Politico

How the Pandemic Swung Key Races for Democrats

The pandemic continues to haunt Donald Trump and Republicans’ electoral chances — a political sort of long Covid.

According to his own pollsters, the former president’s misguided and unreliable management of the public health crisis cost him the 2020 election.

Now there is evidence that the demographic change spurred by Republicans’ and Democrats’ divergent responses to the pandemic likely cost Republicans a number of key seats in the 2022 midterms. And the fallout, fueled by cross-country migration and even the Covid death toll, could linger into 2024 and beyond.

Data from the U.S. Postal Service and Census Bureau shows how the pandemic drove urban professionals who were able to work remotely — disproportionately Democrats — out of coastal, progressive cities to seek more space or recreational amenities in the nation’s suburbs and Sun Belt. This moved liberals out of electoral districts where Democrats reliably won by large margins into many purple regions that had the potential to swing with just small changes to the map.

And because partisan gerrymanderers carved up new districts before the extent of pandemic mobility data was understood, they could not neutralize the population shifts. And pollsters were none the wiser.

Some of the tightest Senate races took place in Nevada and Arizona, states that the Census Bureau found attracted some of the greatest population growth.

In one of the most watched 2022 races, Arizona’s Republican gubernatorial candidate Kari Lake — an ardent election denier and so-called Trump in heels — was expected to narrowly defeat Democratic Secretary of State Katie Hobbs. FiveThirtyEight simulations gave her 2-to-1 odds and a 2.2-point margin.

But Arizona’s most populous region, Maricopa County gained nearly 100,000 people since 2018, and Democrats’ margins rose by 17 points since that year. Lake lost by just 17,000 votes.

Pima County, which includes Tucson, gained 16,000 people and its margins in the gubernatorial race swung 16 points for Democrats since 2018. It also gave a scare to Republican House candidate Juan Ciscomani, who FiveThirtyEight gave a 93 percent chance of victory and a 9.4 percent projected margin. Instead, he won by only 1 percent, around 3,500 votes.

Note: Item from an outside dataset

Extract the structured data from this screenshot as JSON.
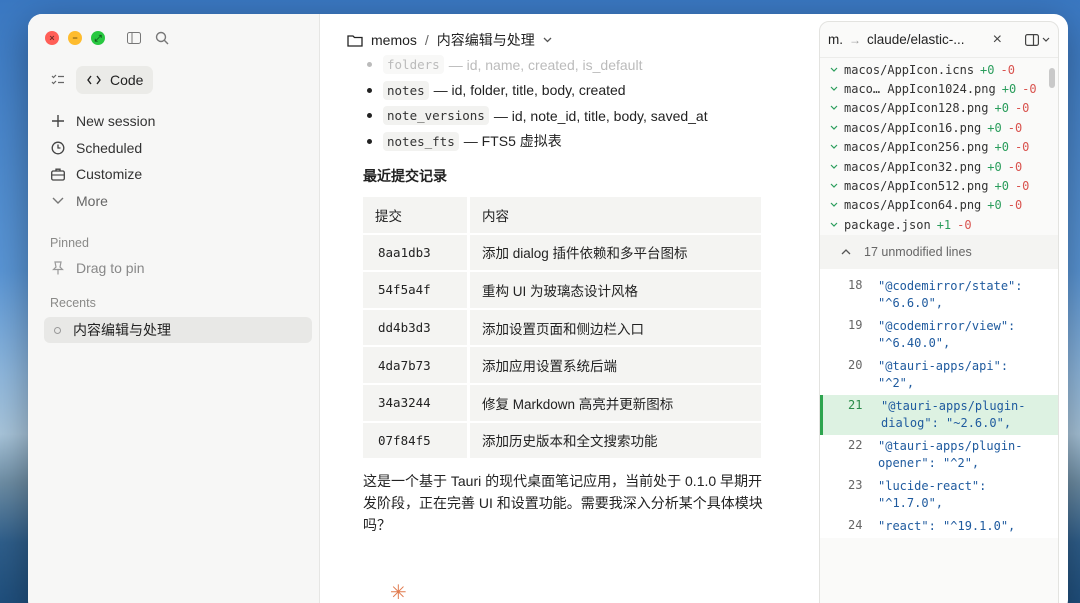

Elsewhere in the Southwest, in Colorado’s 8th District, Republican Barbara Kirkmeyer was projected to win her House race by an 8-point margin and in 9-out-of-10 simulations by FiveThirtyEight. Instead, Democrat Yadira Caraveo carried the election by a margin of less than 2,000 votes.

The heavily gerrymandered district includes parts of Adams and Weld Counties, Denver suburbs that together grew by nearly 35,000 residents since 2018. Using the 2018 and 2022 Colorado governor’s races as indicators, Adams and Weld swung 8 and 6 points in Democrats’ favor.

Far-right Rep. Lauren Boebert was nearly Colorado’s most high-profile Republican victim. While voters may have also tired of her inflammatory and divisive rhetoric, the state’s 3rd District — an enormous region on the Rockies’ Western Slope that includes ski destinations like Aspen and Telluride — also features multiple counties that swelled during the pandemic. FiveThirtyEight models projected a 14-point margin and a victory in 97-of-100 simulations, but Boebert beat Democrat Adam Frisch by only 600 votes.

The boundaries between counties and districts do not always overlap, so we can neither confirm precisely how many people moved into specific districts nor how many of those movers lean Democratic. It is also possible that some voters may have been swayed by local election dynamics or that Republican suburbanites disaffected by Trump pulled the lever for Democrats. Some counties also grew for reasons unrelated to the pandemic; the Southwest was already a rapidly growing region. However, population shifts since 2020 were subject to universal dynamics related to the exponential growth of remote work and urbanites’ pursuit of more residential space.

But the political ripple effect of the pandemic doesn’t end there.

A working paper by Yale researchers recently released by the National Bureau of Economic Research found that far more Republicans are likely dying of Covid than Democrats.

According to the study, which used data from Florida and Ohio counties, registered Republicans and Democrats died of Covid in equal numbers in 2020, but once vaccines became widely available in summer 2021, the number of Republican excess deaths nearly doubled those of Democrats. The disparity grew even wider during the winter of 2021.

Amid skepticism by Trump and other conservative elites, fewer Republicans chose to be vaccinated or to wear masks in public spaces, and the consequences have sometimes been fatal.

These “selection effects” — Republican death rates and Democrats’ more even geographic distribution — may help swing other extraordinarily tight electoral districts and states, particularly when turnout increases in 2024.

Republicans’ long Covid may well endure.